Recycling Refresher with CA’s Environmental Program Manager

October 27, 2022

Guest post by Natalie Yee, CA Environmental Program Manager


Paper, plastic, metal, cardboard, glass – there are so many types of materials out there! But at the end of its lifecycle, where does it go: trash, recycling or compost? 

With National Recycling Day coming up on November 15, we decided it was the perfect time for a refresher on common household items♻️.

While CA doesn’t handle Columbia’s recycling, we are big fans of being “waste wise” and Howard County’s work to achieve a recycling goal of 75% by 2030. A lot of people may not realize that certain items can actually cause contamination at recycling facilities, so we wanted to discuss some common culprits!

Polystyrene (Styrofoam™)

Place in the: Trash

Do NOT place in the: Recycling or compost

Polystyrene is not a commonly accepted form of plastic, including in Howard County. The market for this type of plastic is limited and not easily profitable. Plus, the material easily flies away when collected, which makes it difficult to be implemented in curbside pick ups.


Plastic bags

Place in: Trash or special container at big name grocery stores

Do NOT place in the: Recycling or compost

Plastic bags and other plastic film cannot go in the normal curbside recycling because they require a special way to be recycled. Plastic bags can also jam the sorting machines at the recycling facilities. Depending on the facility, these bags may need to be removed by hand, and operations need to come to a complete stop in order to remove the bags safely while personnel are on the machines.

However, a number of grocery and retail stores will accept plastic bags and send them to a specialized facility to be recycled (Giant, Safeway, Wegmans, Target, Walmart, etc.).
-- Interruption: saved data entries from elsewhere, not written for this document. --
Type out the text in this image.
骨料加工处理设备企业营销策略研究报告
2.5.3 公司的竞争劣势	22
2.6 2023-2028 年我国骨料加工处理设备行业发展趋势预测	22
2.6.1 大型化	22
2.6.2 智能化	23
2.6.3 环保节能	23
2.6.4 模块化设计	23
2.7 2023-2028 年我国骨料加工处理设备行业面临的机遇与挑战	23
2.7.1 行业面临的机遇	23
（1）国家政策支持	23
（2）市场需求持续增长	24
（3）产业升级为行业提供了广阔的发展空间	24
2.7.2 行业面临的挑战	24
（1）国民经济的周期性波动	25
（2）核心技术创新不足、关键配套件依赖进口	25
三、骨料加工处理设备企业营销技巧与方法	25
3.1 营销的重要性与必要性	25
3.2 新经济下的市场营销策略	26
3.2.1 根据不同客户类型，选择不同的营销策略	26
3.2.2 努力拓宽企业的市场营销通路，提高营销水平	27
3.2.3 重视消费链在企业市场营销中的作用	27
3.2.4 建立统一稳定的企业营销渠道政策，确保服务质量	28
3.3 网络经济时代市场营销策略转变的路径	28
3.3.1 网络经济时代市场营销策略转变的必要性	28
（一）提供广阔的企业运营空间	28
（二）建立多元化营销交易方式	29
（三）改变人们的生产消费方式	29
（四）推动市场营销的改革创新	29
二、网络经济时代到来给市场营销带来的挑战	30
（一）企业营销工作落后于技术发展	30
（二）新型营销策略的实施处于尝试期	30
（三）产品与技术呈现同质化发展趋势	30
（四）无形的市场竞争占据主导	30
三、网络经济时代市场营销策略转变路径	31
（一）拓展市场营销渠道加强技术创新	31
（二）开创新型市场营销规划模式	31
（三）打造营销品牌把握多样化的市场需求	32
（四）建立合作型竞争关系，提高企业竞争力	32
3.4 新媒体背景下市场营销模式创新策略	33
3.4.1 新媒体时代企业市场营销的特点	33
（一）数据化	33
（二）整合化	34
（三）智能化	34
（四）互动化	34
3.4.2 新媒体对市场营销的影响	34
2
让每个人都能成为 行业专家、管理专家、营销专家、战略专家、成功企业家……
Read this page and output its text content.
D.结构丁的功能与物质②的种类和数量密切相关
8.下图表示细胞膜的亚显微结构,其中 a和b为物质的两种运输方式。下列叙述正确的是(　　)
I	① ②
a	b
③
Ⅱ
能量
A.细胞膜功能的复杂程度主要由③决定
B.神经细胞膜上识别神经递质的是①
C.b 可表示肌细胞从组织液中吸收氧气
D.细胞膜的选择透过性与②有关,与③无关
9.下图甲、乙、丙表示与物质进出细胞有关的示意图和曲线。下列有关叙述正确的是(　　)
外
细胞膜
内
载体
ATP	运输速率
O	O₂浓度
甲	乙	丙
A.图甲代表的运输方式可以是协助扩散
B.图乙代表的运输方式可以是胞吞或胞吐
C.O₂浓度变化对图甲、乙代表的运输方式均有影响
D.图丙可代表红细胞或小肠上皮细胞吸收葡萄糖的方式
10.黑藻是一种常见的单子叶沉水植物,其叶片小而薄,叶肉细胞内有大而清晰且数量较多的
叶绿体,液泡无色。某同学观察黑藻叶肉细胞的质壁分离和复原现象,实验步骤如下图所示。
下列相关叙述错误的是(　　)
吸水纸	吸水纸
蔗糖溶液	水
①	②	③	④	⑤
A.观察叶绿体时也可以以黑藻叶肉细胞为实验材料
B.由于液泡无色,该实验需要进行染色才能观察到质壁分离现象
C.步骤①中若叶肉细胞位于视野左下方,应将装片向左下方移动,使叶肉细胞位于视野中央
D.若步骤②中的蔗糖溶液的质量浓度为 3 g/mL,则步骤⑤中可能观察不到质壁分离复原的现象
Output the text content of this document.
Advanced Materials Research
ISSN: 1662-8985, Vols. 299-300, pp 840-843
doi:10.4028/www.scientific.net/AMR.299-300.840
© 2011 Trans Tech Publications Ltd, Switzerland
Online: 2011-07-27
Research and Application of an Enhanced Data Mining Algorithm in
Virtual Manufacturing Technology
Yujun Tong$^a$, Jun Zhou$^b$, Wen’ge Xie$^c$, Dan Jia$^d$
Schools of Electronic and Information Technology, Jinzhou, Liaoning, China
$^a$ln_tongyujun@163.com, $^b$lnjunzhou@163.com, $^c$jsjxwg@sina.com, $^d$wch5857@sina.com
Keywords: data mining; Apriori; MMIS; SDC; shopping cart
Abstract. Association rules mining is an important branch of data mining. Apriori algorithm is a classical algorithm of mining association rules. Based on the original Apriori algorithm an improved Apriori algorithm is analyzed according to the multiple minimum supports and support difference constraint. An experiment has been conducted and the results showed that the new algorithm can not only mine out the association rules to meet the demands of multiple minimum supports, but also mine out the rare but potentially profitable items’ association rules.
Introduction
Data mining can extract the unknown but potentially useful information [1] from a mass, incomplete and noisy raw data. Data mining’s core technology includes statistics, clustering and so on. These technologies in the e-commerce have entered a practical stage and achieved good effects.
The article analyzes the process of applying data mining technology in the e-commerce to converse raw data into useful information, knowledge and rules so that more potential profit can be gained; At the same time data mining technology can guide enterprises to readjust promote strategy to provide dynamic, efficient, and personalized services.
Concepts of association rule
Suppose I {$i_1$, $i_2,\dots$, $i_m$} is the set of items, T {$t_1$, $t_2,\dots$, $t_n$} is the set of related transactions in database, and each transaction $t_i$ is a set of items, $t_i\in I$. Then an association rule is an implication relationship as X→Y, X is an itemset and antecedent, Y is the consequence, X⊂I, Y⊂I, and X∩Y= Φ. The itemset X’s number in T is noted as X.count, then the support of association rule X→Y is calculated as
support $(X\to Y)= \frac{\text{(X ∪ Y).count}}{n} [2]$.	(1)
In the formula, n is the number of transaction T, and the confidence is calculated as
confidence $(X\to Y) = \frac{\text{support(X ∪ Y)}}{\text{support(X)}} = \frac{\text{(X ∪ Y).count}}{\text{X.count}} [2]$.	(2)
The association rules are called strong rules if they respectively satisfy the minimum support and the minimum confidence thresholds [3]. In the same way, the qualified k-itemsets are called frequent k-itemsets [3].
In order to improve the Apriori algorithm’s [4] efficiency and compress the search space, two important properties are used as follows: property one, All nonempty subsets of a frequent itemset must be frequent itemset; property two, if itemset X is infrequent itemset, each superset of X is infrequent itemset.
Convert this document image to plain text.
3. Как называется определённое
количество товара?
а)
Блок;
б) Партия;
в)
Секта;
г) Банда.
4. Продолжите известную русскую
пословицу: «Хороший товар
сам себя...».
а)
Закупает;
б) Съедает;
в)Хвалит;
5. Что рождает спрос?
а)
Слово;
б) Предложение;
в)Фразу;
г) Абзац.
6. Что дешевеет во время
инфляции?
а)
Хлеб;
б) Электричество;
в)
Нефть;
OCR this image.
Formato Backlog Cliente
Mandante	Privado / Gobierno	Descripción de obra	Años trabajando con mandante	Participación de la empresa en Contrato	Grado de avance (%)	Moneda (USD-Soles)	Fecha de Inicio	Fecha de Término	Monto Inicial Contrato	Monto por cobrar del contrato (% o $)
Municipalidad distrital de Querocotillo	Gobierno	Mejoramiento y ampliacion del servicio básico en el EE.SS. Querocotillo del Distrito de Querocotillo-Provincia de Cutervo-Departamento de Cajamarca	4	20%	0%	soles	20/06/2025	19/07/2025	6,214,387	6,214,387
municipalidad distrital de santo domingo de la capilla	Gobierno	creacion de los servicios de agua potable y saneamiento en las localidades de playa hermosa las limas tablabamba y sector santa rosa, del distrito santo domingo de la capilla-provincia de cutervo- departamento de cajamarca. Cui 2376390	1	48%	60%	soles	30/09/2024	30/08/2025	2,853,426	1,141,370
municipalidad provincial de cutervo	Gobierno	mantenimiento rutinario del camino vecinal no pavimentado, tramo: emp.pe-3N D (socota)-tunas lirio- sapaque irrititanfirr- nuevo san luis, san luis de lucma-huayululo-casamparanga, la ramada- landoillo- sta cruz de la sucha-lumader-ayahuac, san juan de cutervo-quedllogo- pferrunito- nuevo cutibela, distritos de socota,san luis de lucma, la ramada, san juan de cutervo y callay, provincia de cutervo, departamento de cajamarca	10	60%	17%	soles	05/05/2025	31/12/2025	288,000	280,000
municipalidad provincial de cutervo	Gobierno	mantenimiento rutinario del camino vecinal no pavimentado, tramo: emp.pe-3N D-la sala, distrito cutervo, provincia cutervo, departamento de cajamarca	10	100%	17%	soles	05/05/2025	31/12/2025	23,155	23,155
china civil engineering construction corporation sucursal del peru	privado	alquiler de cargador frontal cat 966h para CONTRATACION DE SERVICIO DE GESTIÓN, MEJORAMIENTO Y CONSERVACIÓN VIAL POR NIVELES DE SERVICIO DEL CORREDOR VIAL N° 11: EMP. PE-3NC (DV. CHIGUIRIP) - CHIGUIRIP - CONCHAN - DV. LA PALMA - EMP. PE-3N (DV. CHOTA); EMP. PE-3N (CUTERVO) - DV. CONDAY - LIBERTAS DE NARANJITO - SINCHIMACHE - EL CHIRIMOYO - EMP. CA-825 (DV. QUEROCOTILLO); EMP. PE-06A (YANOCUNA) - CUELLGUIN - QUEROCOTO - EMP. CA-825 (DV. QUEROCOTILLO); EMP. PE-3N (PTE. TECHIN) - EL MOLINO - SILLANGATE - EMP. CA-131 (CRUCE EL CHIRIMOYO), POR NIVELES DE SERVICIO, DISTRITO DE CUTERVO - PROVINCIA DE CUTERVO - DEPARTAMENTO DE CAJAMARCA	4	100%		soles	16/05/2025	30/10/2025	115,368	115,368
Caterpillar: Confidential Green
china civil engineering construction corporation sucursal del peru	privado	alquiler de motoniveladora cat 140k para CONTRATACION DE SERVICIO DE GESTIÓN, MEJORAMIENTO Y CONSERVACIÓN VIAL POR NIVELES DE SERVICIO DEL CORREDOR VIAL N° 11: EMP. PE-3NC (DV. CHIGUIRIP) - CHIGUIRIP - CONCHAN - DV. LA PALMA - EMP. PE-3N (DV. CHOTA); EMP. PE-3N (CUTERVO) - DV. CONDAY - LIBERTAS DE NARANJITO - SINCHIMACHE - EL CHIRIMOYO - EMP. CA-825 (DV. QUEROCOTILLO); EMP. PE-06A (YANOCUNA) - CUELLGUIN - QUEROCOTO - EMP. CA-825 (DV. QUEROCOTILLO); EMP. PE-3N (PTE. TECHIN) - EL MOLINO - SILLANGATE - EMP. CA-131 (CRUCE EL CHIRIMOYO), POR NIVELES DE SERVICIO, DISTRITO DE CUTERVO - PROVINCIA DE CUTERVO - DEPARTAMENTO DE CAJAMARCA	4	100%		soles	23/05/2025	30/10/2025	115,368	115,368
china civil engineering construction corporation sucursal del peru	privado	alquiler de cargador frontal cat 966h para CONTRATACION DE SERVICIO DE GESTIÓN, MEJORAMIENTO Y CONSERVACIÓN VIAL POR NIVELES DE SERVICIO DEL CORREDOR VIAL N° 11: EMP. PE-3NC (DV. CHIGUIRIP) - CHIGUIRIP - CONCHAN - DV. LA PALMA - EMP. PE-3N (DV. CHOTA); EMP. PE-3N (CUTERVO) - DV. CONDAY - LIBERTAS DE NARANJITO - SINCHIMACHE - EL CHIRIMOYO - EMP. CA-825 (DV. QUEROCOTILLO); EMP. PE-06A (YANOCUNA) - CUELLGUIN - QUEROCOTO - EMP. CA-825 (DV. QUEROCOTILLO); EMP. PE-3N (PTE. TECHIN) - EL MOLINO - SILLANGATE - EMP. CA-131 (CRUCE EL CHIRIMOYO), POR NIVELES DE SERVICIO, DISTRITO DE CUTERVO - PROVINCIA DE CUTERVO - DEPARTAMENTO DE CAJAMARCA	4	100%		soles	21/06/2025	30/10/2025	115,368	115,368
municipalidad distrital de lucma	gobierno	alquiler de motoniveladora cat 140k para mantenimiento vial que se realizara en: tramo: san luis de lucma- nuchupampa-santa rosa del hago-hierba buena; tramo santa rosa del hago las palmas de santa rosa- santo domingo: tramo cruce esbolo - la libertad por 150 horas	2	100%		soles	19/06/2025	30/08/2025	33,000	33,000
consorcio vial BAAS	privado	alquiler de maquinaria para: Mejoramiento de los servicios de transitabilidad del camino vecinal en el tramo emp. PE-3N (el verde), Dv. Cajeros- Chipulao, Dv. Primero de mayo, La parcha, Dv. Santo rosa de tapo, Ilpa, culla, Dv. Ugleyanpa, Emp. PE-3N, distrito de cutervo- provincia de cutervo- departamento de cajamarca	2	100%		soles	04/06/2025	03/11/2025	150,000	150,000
Embracing reusable bags is also a great way to reduce the amount of plastic bags you have.                     



Place in the: Trash, the Alpha Ridge Landfill, or a participating retail store (depending on the battery type)

Do NOT place in the: Recycling or compost

Most common batteries such as AA, AAA, C, D, and 9V are made of alkaline. Howard County advises placing these in household trash or bring them to a store that participates in a take-back program, including Home Depot, IKEA, Lowes, My Organic Market (MOMs), REI Columbia and Staples.

Most other batteries such as lithium or rechargeable batteries need to be brought to the landfill for proper disposal because of the potentially harmful materials inside.

Remember, do not place batteries of any kind in the recycling! Batteries are known to cause fires at recycling centers.


Frozen food packaging

Place in the: Trash

Do NOT place in the: Recycling or compost

Frozen food packaging, including the boxes, are often coated with a layer of plastic to withstand the conditions of the freezer. They are mixed material items and are therefore not recyclable or compostable unfortunately.

Greasy pizza boxes or other food-contaminated fibers

Place in the: Trash or compost (facility, NOT backyard)

Do NOT place in the: Recycling

Grease is not cleaned off at recycling centers, and it can contaminate the other materials that it is bundled with.

If you find that part of the pizza box is truly not greasy (like the top of the box has been untouched), then that part of it can be recycled. Otherwise, it’s best not to take chances and potentially contaminate the recycling.


When in doubt, throw it out

One of the most important things to remember is that only things that you’re sure belong in the recycling should be recycled. “Wishcycling” — throwing something into the recycling in the hopes that it will be accepted — can cause issues at the recycling facility.

Recycling centers sort and bundle different materials, and only a certain level of contamination is acceptable. The more “hope” we throw in the recycling, the bigger the possibility the bundle is considered contaminated and the whole load is rejected. When in doubt, throw it out! 

5 basic rules of recycling:

  1. Reduce, reuse, recycle, in that order.
  2. Clean material is best.
  3. Keep items loose.
  4. Check local guidelines.
  5. When in doubt, throw it out.


CA’s recycling efforts

While CA doesn’t handle Columbia’s recycling, we actively work to manage our waste in a sustainable manner.

From scrap metal recovery to plant material mulching and composting, CA is committed to reusing resources and diverting materials away from landfills. These efforts help to reduce CA’s indirect greenhouse gas emissions associated with raw material production and landfill disposal.

CA also provides recycling stations throughout our facilities and in open space (including fishing line recycling stations and dog waste receptacles) to help members of the community manage their waste in an environmentally friendly manner. Your diligence in recycling ONLY 100% recyclable items is so important to the effectiveness of that mission. Our team members do our best to discard of any contaminants found in our recycling bins before bringing it to CA’s maintenance facility. However, those contaminants – often dog poop bags and food – can spoil an entire load. That’s why we appreciate everyone doing your part to help us recycle properly!